Par deux mémoires en défense, enregistrés les 28 et 29 mars 2023, l'Université de Rennes, représentée par la Selarl Ares, conclut à titre principal au non-lieu à statuer en ce qui concerne les conclusions tendant à la communication des échanges entre l'Université et l'agence régionale de santé de Bretagne et au rejet du surplus, à titre subsidiaire au rejet de la requête et en toute hypothèse, à ce que soit mis à la charge de M. B le versement d'une somme de 2 500 euros sur le fondement des dispositions de l'article L. 761-1 du code de justice administrative.
Elle fait valoir que :
- la requête de M. B est irrecevable :
- elle tend à une demande d'injonction à titre principal ;
- les conclusions tendant à la communication " d'échanges écrits " (courriers et courriels) le concernant du doyen de médecine et du coordonnateur du DES d'ophtalmologie de la faculté de médecine de Rennes entre eux et avec les autorités hospitalo-universitaires (ARS, directrices et directrices déléguées du centre hospitalier universitaire de Rennes, coordonnateurs de DES, doyens sont irrecevables faute de saisine préalable obligatoire de la commission d'accès aux documents administratifs ; le seul avis rendu par la CADA concerne les échanges entre l'Université et l'agence régionale de santé (ARS)Bretagne ;
- les conclusions tendant à la communication des échanges entre l'Université et l'ARS de Bretagne sont sans objet dès lors que par courrier du 16 janvier 2023, l'ARS a transmis à M. B les échanges de mails entre elle et le doyen et que l'Université de Rennes lui a communiqué, par courrier du 14 mars 2023, son dossier étudiant ainsi que la copie des courriers et courriels du doyen ;
- à titre subsidiaire,
- la condition d'urgence n'est pas remplie : M. B a jusqu'à octobre 2024 pour valider son internat, sa thèse et son mémoire et le présent contentieux n'a aucune incidence sur les évaluations, de nature pédagogique, qui interviendront à cette échéance ; le contentieux en cours devant le tribunal est toujours pendant, le contentieux devant le tribunal administratif de Caen est hypothétique et il serait loisible au juge du fond d'ordonner, sur le fondement de ses pouvoirs d'instruction, la communication des documents qu'il estimerait utile à la solution du litige ; de plus, M. B n'explique pas en quoi des documents seraient utiles dans le cadre d'un recours devant le Conseil d'Etat compte-tenu du contrôle exercé par la juridiction de cassation ;
- sur le doute sérieux quant à la légalité de la décision :
* le moyen de défaut de motivation doit être écarté s'agissant d'une décision implicite de rejet et la décision du 14 mars 2023, favorable, n'a pas à être motivée ;
* aucun document administratif communicable n'est clairement identifié dans la demande de M. B et, en tout état de cause, l'Université a communiqué les échanges en sa possession émanant du doyen.
Vu :
- les autres pièces du dossier ;
- la requête au fond n° 2301398.
Vu :
- le code des relations entre le public et l'administration ;
- le code de justice administrative.
Le président du tribunal a désigné Mme Plumerault, première conseillère, pour statuer sur les demandes de référé.
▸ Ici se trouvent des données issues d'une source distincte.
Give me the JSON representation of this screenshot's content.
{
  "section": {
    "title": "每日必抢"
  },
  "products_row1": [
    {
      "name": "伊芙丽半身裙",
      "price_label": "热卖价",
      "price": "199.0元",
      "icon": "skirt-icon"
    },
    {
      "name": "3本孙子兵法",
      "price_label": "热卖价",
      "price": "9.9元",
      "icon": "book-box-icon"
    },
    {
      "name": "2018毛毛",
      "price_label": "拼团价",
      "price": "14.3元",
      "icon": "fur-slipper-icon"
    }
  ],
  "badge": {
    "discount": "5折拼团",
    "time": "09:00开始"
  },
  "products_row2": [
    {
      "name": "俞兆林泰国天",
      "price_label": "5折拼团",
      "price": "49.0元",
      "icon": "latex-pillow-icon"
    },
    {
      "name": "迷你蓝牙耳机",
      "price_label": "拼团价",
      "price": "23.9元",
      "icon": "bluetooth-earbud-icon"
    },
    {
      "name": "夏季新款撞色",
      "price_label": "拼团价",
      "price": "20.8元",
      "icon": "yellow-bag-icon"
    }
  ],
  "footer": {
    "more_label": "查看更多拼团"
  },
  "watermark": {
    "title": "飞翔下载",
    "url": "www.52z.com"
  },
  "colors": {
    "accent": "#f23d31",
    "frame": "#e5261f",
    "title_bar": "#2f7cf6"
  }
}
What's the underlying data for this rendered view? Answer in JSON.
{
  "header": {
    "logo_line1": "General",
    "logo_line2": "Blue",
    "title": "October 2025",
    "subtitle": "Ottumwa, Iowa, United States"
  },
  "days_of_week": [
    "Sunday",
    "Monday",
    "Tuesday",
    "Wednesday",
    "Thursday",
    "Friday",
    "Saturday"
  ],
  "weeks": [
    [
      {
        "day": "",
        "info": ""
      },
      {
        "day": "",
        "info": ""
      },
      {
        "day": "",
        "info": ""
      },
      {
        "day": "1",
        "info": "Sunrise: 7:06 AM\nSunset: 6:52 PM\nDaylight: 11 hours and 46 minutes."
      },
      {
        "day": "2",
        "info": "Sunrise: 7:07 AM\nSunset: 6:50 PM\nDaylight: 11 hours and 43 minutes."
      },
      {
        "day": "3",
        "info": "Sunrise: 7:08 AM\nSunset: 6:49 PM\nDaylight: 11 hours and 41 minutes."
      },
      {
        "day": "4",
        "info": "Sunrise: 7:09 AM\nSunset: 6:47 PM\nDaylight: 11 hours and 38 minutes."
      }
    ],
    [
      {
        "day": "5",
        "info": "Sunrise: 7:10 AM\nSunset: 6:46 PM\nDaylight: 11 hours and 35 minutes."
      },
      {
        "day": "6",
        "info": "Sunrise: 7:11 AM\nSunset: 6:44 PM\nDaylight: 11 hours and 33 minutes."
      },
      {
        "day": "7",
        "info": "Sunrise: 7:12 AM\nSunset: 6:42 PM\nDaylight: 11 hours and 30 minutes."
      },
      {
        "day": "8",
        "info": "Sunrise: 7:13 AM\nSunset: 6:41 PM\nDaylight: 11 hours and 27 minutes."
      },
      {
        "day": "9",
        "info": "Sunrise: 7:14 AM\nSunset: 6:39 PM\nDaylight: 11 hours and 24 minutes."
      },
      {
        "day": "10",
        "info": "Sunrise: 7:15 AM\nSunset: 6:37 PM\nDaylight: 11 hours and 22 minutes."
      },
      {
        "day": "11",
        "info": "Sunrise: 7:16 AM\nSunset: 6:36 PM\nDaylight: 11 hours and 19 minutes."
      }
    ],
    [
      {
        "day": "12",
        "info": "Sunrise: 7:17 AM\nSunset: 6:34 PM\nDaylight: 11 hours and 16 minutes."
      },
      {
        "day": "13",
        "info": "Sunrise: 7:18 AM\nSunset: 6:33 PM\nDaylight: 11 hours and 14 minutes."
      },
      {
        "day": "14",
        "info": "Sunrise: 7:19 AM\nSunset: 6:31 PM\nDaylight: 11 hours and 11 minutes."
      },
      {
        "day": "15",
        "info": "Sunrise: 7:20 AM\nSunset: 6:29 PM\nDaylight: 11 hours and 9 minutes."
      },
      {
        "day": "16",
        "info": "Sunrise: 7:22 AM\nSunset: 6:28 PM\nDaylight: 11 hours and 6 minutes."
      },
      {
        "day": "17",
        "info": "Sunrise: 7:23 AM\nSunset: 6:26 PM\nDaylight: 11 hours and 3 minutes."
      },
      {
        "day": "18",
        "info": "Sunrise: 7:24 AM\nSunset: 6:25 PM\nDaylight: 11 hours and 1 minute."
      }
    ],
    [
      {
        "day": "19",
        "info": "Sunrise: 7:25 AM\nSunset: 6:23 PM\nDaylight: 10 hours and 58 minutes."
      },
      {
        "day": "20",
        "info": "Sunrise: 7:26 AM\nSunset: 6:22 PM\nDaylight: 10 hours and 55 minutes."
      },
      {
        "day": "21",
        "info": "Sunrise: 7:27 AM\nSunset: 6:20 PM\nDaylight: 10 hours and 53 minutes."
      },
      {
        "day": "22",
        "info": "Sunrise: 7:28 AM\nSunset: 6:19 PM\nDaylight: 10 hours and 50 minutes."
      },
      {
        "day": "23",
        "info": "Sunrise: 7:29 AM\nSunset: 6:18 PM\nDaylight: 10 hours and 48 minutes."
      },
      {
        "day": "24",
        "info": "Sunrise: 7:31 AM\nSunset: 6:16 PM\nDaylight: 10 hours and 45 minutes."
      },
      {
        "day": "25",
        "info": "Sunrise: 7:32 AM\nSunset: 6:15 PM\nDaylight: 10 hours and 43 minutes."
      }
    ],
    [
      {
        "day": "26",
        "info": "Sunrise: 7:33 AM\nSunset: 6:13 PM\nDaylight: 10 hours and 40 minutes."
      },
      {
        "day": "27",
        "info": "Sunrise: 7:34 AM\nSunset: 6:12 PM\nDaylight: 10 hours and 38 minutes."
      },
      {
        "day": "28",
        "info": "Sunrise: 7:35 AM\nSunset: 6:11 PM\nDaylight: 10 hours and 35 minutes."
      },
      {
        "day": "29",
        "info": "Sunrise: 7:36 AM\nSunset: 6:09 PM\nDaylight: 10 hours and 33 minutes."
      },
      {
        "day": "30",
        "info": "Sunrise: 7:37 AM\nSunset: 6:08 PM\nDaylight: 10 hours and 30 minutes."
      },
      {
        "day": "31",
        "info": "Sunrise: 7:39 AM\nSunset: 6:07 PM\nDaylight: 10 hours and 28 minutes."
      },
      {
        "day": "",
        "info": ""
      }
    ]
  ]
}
Les parties ont été régulièrement averties du jour de l'audience.
Ont été entendus au cours de l'audience publique du 29 mars 2023 :
- le rapport de Mme C,
- les observations de M. B, qui indique qu'il souhaite avoir accès aux échanges écrits entre le doyen, le coordinateur du diplôme d'études spécialisées (DES) d'ophtalmologie avec l'agence régionale de santé de Bretagne, le centre hospitalier universitaire de Rennes et les autres facultés de médecine dans le cadre des contentieux en cours, souligne qu'il souhaite comprendre, alors que son changement de subdivision avait été accepté, le 10 mars 2022, par l'ARS Bretagne pour la faculté de médecine de Lyon, il a été contacté, le 24 mars suivant par l'ARS Bretagne pour lui indiquer que la subdivision de Caen voulait bien l'accueillir, indique qu'il est important également qu'il puisse avoir accès au mémoire déposé par le coordinateur de DES d'ophtalmologie de la faculté de médecine de Rennes dans le cadre de l'enquête administrative menée sur le fonctionnement du service d'ophtalmologie du CHU de Rennes à la suite de ses signalements pour discrimination;
- les observations de Me Marie, représentant l'Université de Rennes, qui reprend les mêmes termes que les écritures qu'elle développe, rappelle que le changement de subdivision qui a été accordé à M. B l'a été à titre exceptionnel, souligne que le juge du fond peut faire usage de ses pouvoirs d'instruction dans le cadre des contentieux en cours, fait valoir que certains documents demandés par M. B ne sont que des actes préparatoires et ne constituent pas des actes administratifs susceptibles de faire l'objet d'une communication.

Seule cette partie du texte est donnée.